Kapitel 6

71 12 0
                                    


--- Heute ---
„Scar? Weißt du, was das ist?", fragt Charlie und steht auch auf. Den Holzstab lässt er auf dem Tisch liegen.
„Ja!", rufe ich. „Ich weiß was das ist, ich weiß von deiner Welt, ich weiß was du bist und was du kannst. Verdammt! Das ist genau, wie vor zwei Jahren!", rufe ich und werde immer lauter, während ich aufgewühlt auf und ab laufe.
„Scar!", ruft er und hält mich an den Schultern fest. Dann sieht er mir fest in die Augen, sodass ich seinem Blick nicht ausweichen kann. „Was ist da passiert? Woher weißt du das?", fragt er.
„Will, mein Ex, war auch so einer wie du! Er hat es mir gesagt und ich bin total ausgerastet deswegen. Ich bin weggerannt und habe ihn seitdem nie wieder gesehen.", sage ich und werfe mich in seine Arme. Er ist etwas überrascht, aber nimmt mich in den Arm. Durch Charlie habe ich es nach zwei Jahren endlich geschafft, Will zu vergessen. Ich will ihn auf keinen Fall verlieren. Und dieses Mal mache ich nicht den Fehler, davonzulaufen.

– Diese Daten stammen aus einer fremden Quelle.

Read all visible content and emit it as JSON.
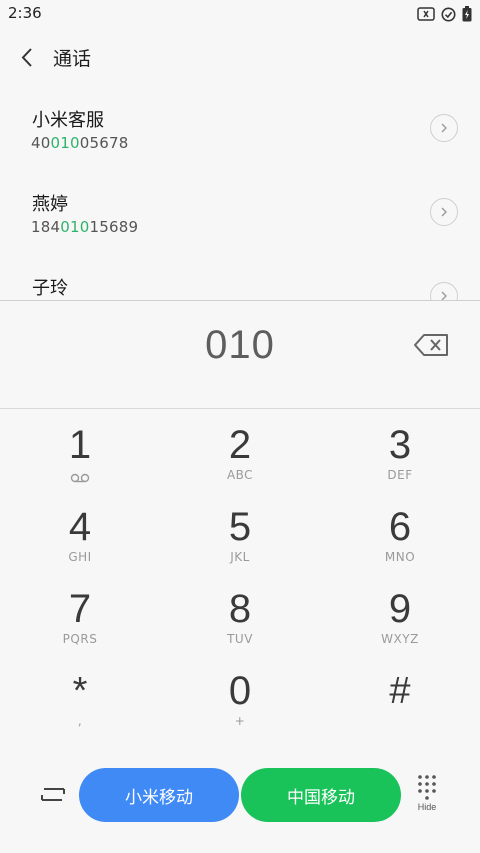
{
  "status_bar": {
    "time": "2:36",
    "icons": [
      "sim-card-icon",
      "check-circle-icon",
      "battery-charging-icon"
    ]
  },
  "header": {
    "back_icon": "chevron-left-icon",
    "title": "通话"
  },
  "results": [
    {
      "name": "小米客服",
      "number_prefix": "40",
      "number_match": "010",
      "number_suffix": "05678"
    },
    {
      "name": "燕婷",
      "number_prefix": "184",
      "number_match": "010",
      "number_suffix": "15689"
    },
    {
      "name": "子玲",
      "number_prefix": "",
      "number_match": "",
      "number_suffix": ""
    }
  ],
  "dial_input": {
    "value": "010",
    "backspace_icon": "backspace-icon"
  },
  "keypad": [
    {
      "digit": "1",
      "letters": "",
      "sub_icon": "voicemail-icon"
    },
    {
      "digit": "2",
      "letters": "ABC"
    },
    {
      "digit": "3",
      "letters": "DEF"
    },
    {
      "digit": "4",
      "letters": "GHI"
    },
    {
      "digit": "5",
      "letters": "JKL"
    },
    {
      "digit": "6",
      "letters": "MNO"
    },
    {
      "digit": "7",
      "letters": "PQRS"
    },
    {
      "digit": "8",
      "letters": "TUV"
    },
    {
      "digit": "9",
      "letters": "WXYZ"
    },
    {
      "digit": "*",
      "letters": ","
    },
    {
      "digit": "0",
      "letters": "+"
    },
    {
      "digit": "#",
      "letters": ""
    }
  ],
  "bottom_bar": {
    "swap_icon": "swap-sim-icon",
    "call_sim1_label": "小米移动",
    "call_sim2_label": "中国移动",
    "hide_label": "Hide",
    "hide_icon": "dialpad-icon"
  },
  "colors": {
    "highlight": "#2fb36a",
    "sim1": "#3f8af4",
    "sim2": "#19c35a",
    "background": "#f7f7f7"
  }
}
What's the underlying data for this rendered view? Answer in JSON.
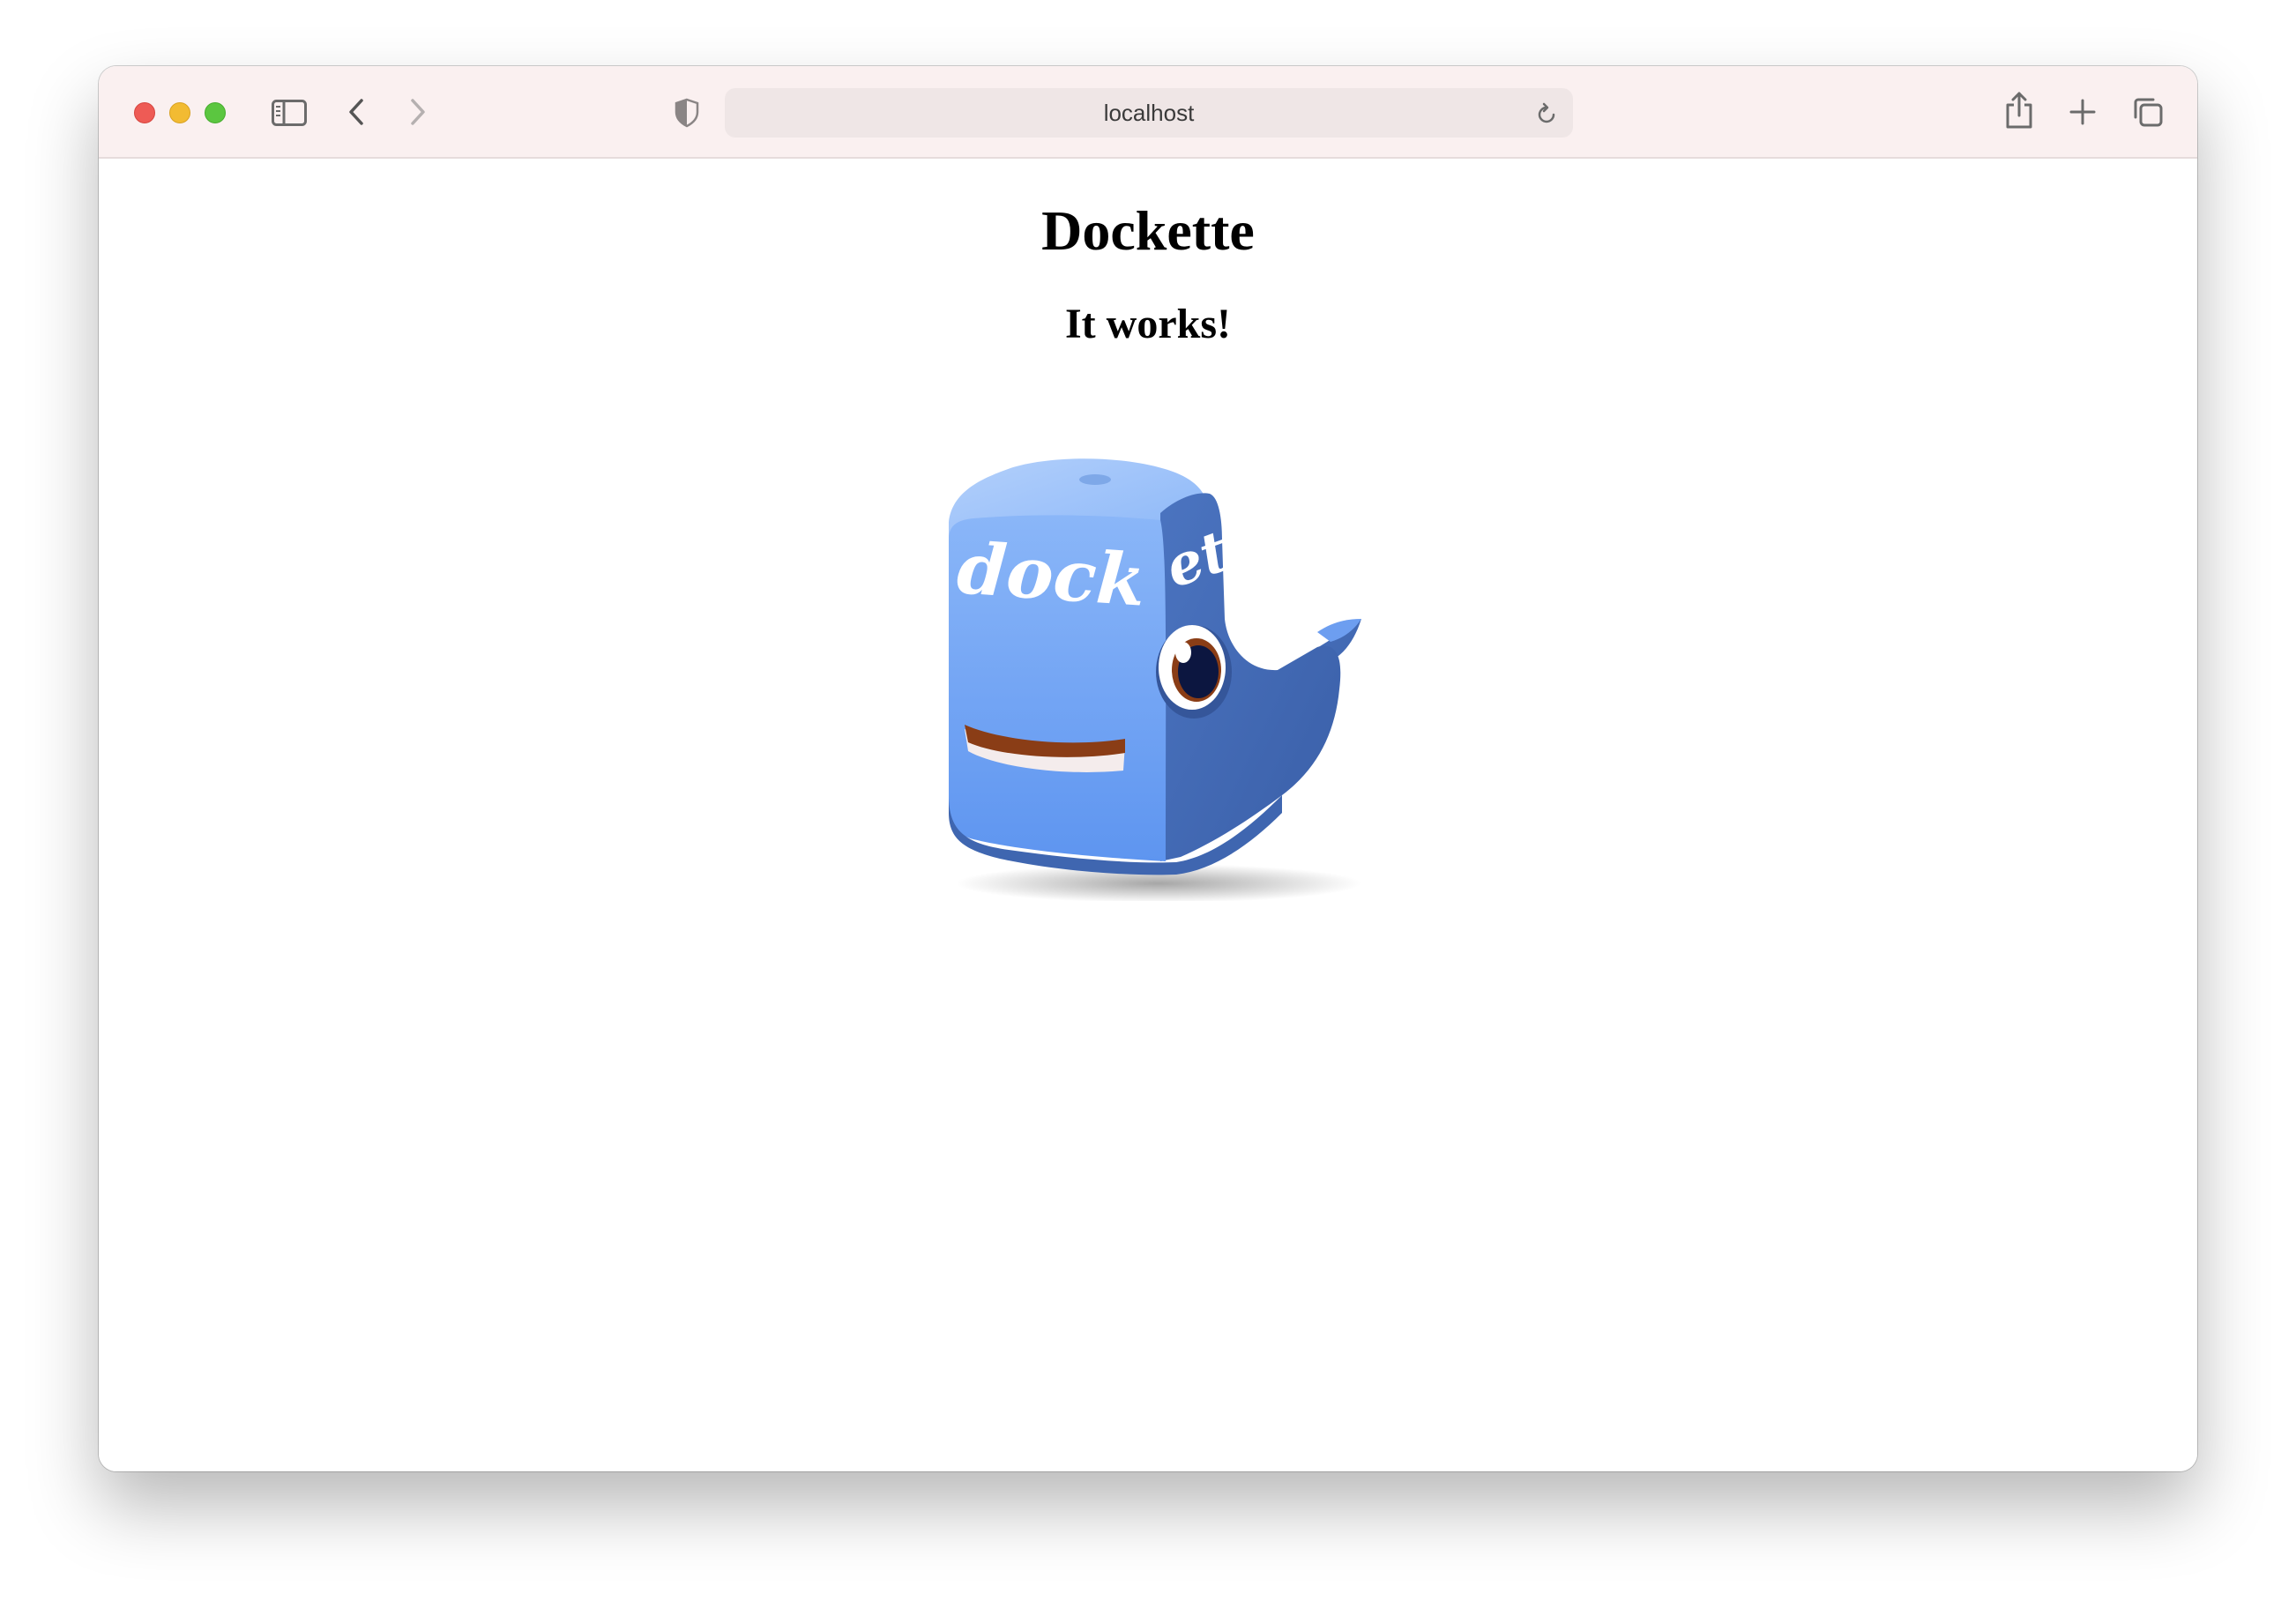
{
  "browser": {
    "address": "localhost",
    "icons": {
      "sidebar": "sidebar-icon",
      "back": "chevron-left-icon",
      "forward": "chevron-right-icon",
      "privacy": "shield-icon",
      "reload": "reload-icon",
      "share": "share-icon",
      "new_tab": "plus-icon",
      "tabs": "tab-overview-icon"
    }
  },
  "page": {
    "title": "Dockette",
    "subtitle": "It works!",
    "logo": {
      "word_left": "dock",
      "word_right": "ette",
      "colors": {
        "body_light": "#8ab6f8",
        "body_dark": "#3f66b0",
        "mouth": "#8a3d16"
      }
    }
  }
}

„Scar! Ich weiß gerade nicht, was ich denken soll! Bist du sauer, oder...", sagt er.
„Ich habe einmal den Fehler gemacht, vor Will davonzulaufen. Dadurch habe ich ihn für immer verloren. Und den Fehler mach ich nicht noch einmal. Ich bin nicht sauer.", sage ich.
Er löst sich von mir um mich ansehen zu können und sagt: „Ist das dein Ernst? Du bist nicht... Sauer, dass ich es dir nicht gesagt habe? Ich dachte eigentlich, dass du erst einmal durchdrehst."
„Wie gesagt, den Fehler mach ich nicht noch einmal. Ich bin froh, dass du es mir gesagt hast, wirklich. Je früher desto besser.", sage ich. Charlie strahlt und sieht enorm erleichtert aus. Er will etwas sagen und öffnet den Mund, macht ihn aber wieder zu und drückt mich an sich.
„Kannst du mir mehr davon erzählen?", frage ich nach einer Weile.
„Klar, aber ich kann es dir auch einfach zeigen.", sagt er.
Meine Augen werden wahrscheinlich gerade zu riesen Tellern, als die Tasse vor mir plötzlich zu schweben beginnt.
„Ich glaub, ich spinne! Kneif mich mal!", flüstere ich und starre die Tasse vor mir an. Das Ganze lässt mich ja schon an meinem Verstand zweifeln, aber als Charlie sich dann zu mir runterbeugt und mich küsst, sind alle Zweifel weggefegt.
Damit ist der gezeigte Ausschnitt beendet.